Não vi mais. Fiquei a saber que empatámos. Admiti que estávamos a testar os nossos principais rivais, o Porto e o Benfica, a ver do que valiam, do que eram feitos e capazes. Queríamos que pelo menos um deles nos desse alguma luta, mas, se dúvidas houvesse, ficámos a saber um pouco mais tarde que isto está resolvido. Não há assim razão para não se acabar com isto, com o campeonato, entenda-se. A saúde está primeiro e nós também.

quinta-feira, 14 de janeiro de 2021

Caviar é uma ova

O sportinguista é bicho estranho, esquisito, muito esquisito. É um iconoclasta ao contrário, não desvaloriza os méritos alheios mas os seus. É aristocrata, falido mas aristocrata. Pode estar a morrer de fome mas não come uma sardinha de conserva na lata de conserva da sardinha, exigindo uma lata de conserva de esturjão, de caviar. Nem tudo lhe serve, é pobre e mal-agradecido. Esta ladainha vem a propósito do último jogo contra o Marítimo e a eliminação da Taça de Portugal. 

Habituado a comer sardinha em latas de esturjão, os sportinguistas rasgaram as vestes e concluíram que o plantel não tem profundidade, alternativas para estar em muitas frentes. Por defeito e feitio, tenho sempre alguma dificuldade em fazer reflexões emocionais, não envolvendo a componente analítica. Para estes sportinguistas, a profundidade é autorreferente e normativa; está escrito na pedra que o Sporting deve ter uma equipa com tantos jogadores, distribuídos por estas e aquelas posições em quantidade e qualidade bem definidas. Quando assim penso, vem-me à cabeça o Jorge Jesus e o conjunto de sérvios, albaneses, croatas, macedónios, brasileiros, argentinos, congoleses que era preciso contratar sob risco de uma maldição. Os que estavam, os da formação nunca serviam. Quem quiser voltar a esse passado sabe o que lhe espera e espero que tenha bom proveito.

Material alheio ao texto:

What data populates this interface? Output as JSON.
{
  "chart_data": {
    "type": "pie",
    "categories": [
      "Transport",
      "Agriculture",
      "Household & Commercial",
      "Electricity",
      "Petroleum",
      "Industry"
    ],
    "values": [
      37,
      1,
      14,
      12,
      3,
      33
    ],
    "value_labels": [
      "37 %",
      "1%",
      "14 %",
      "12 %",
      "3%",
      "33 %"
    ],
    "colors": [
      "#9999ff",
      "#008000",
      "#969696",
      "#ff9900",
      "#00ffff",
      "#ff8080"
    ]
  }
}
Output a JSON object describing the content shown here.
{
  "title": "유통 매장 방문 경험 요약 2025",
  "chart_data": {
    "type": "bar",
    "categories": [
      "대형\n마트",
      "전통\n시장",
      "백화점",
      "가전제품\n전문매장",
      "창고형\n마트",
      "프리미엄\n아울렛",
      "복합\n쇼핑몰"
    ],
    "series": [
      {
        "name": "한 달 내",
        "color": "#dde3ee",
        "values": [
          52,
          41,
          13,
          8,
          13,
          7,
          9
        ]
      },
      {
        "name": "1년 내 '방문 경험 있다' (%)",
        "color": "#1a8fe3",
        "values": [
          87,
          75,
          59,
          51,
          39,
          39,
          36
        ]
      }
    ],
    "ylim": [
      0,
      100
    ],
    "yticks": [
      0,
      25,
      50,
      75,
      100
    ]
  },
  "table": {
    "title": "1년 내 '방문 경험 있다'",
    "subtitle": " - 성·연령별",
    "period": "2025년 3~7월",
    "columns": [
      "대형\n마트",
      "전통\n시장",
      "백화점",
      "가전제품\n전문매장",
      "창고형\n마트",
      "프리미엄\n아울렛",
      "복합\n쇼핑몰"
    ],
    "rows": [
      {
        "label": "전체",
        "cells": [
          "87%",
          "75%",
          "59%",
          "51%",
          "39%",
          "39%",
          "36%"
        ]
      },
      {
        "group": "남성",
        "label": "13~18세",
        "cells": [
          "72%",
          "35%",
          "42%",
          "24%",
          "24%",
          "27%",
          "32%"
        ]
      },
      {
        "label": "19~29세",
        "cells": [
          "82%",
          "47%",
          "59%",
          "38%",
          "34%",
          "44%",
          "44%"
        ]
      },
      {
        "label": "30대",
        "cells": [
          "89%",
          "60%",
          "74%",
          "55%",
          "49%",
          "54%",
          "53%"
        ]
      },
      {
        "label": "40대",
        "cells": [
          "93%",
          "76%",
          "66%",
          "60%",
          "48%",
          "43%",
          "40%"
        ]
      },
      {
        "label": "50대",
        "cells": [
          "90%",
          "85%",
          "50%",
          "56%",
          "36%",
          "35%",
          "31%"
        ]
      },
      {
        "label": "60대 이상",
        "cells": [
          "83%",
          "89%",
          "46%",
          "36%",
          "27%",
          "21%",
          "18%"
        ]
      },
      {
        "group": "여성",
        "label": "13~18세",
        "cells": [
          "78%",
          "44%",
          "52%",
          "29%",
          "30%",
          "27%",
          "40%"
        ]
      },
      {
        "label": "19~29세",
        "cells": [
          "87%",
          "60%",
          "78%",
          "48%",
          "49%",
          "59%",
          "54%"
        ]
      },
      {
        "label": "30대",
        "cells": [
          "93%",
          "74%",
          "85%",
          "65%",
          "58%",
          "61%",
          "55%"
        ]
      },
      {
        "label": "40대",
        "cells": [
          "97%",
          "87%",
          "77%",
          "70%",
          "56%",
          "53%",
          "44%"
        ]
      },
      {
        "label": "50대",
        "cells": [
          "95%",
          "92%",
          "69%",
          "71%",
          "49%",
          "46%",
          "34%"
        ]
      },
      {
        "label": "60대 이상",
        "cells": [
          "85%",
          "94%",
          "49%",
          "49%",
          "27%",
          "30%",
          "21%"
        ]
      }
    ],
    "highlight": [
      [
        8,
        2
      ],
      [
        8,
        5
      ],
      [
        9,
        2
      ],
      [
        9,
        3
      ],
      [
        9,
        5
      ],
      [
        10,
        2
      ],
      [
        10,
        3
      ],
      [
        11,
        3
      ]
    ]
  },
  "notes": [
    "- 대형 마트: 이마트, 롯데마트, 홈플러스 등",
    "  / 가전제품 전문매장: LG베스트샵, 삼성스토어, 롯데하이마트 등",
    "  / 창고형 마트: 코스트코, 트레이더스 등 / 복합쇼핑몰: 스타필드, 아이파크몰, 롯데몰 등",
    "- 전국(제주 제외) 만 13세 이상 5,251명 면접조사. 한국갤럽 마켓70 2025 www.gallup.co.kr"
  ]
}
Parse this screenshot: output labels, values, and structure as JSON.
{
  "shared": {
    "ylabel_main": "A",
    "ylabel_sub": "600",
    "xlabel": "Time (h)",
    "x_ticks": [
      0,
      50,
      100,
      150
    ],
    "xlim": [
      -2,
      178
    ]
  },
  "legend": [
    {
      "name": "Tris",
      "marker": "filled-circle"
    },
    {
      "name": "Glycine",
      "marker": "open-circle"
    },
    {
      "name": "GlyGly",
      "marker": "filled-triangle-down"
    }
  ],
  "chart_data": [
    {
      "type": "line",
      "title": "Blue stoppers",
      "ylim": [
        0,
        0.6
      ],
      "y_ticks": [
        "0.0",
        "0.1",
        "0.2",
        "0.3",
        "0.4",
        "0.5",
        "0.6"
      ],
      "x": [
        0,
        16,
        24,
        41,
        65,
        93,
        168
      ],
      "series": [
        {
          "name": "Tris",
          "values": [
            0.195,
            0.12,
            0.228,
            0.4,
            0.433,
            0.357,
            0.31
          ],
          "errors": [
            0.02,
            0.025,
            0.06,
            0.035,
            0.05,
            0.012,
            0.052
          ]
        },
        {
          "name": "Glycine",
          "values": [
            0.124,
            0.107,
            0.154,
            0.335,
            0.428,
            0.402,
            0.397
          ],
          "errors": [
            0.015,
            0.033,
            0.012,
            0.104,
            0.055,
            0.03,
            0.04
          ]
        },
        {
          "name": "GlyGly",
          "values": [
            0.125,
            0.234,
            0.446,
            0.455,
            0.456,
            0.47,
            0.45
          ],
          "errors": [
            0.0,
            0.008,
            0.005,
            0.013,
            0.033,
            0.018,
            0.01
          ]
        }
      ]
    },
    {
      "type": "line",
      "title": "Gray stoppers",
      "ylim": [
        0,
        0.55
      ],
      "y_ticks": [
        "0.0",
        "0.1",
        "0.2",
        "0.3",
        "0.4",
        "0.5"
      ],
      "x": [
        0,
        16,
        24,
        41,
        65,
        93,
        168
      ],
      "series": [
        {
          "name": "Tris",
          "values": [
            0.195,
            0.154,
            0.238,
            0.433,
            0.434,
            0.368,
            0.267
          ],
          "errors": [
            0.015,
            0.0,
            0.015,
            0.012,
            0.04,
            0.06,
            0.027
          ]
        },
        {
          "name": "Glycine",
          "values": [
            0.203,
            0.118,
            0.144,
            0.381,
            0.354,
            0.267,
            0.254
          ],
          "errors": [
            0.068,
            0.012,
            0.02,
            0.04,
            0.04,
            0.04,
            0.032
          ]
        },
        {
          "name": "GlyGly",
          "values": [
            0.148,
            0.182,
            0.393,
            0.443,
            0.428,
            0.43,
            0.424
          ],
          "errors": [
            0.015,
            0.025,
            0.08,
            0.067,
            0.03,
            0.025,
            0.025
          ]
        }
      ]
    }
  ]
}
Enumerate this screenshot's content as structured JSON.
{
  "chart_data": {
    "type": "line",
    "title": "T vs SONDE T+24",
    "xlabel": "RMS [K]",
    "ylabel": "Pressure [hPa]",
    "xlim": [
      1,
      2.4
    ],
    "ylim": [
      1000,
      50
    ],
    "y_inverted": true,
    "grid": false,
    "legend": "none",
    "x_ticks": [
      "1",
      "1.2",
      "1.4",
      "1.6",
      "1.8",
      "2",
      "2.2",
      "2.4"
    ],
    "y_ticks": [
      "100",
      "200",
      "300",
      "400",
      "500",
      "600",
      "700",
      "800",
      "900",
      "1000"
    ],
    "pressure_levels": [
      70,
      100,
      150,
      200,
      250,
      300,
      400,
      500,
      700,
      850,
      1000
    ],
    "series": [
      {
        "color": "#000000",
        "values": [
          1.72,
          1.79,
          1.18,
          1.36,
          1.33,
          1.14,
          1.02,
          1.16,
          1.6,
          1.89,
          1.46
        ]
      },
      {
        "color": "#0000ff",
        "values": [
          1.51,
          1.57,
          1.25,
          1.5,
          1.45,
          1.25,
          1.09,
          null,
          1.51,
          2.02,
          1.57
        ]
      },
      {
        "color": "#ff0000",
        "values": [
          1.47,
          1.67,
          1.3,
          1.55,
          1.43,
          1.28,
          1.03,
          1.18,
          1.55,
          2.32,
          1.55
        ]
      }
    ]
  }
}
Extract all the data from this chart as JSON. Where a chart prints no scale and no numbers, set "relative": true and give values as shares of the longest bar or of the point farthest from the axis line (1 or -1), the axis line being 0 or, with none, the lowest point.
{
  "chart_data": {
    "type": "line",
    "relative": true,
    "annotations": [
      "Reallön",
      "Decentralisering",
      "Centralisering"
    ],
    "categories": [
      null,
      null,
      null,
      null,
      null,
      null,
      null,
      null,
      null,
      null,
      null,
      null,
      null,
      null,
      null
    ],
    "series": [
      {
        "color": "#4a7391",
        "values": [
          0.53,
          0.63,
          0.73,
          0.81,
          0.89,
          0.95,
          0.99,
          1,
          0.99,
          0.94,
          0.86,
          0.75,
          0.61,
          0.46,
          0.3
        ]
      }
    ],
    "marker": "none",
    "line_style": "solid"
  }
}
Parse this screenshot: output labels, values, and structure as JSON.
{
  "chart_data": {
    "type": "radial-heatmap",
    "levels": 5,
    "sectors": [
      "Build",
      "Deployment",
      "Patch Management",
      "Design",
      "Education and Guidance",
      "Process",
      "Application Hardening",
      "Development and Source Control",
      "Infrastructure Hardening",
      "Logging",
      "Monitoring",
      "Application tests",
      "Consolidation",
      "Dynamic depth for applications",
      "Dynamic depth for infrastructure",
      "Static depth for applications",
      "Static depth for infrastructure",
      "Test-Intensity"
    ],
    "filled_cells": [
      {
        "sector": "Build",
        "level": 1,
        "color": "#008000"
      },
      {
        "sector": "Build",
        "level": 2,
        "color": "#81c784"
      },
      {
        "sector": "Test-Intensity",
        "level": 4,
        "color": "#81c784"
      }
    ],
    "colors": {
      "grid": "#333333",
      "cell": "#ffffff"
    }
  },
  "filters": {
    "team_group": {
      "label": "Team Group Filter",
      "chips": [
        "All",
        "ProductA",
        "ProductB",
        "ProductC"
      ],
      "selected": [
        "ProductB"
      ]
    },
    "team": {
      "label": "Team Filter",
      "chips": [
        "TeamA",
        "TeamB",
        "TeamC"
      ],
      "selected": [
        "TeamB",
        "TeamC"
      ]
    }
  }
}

Como considero que a profundidade não é autorreferente, analiso-a relativamente aos nossos principais adversários. Ora, está bom de ver que por lá pululam alternativas e mais alternativas que, sendo tantas, nem sequer precisam de contratar mais e, jogue quem jogar, será sempre uma jogatana. O Benfica e o Porto têm jogado pouco ou nada e, nesta eliminatória, ficámos a conhecer a profundidade, as alternativas da equipa do Porto. Não sei se podemos contratar um rapaz como o que apresentaram no jogo contra o Nacional, muito habilidoso, com bom toque de bola, capaz de neutralizar os jogadores adversários e ao mesmo tempo de marcar o golo redentor, o golo no último minuto que o Sporar não foi capaz de marcar. 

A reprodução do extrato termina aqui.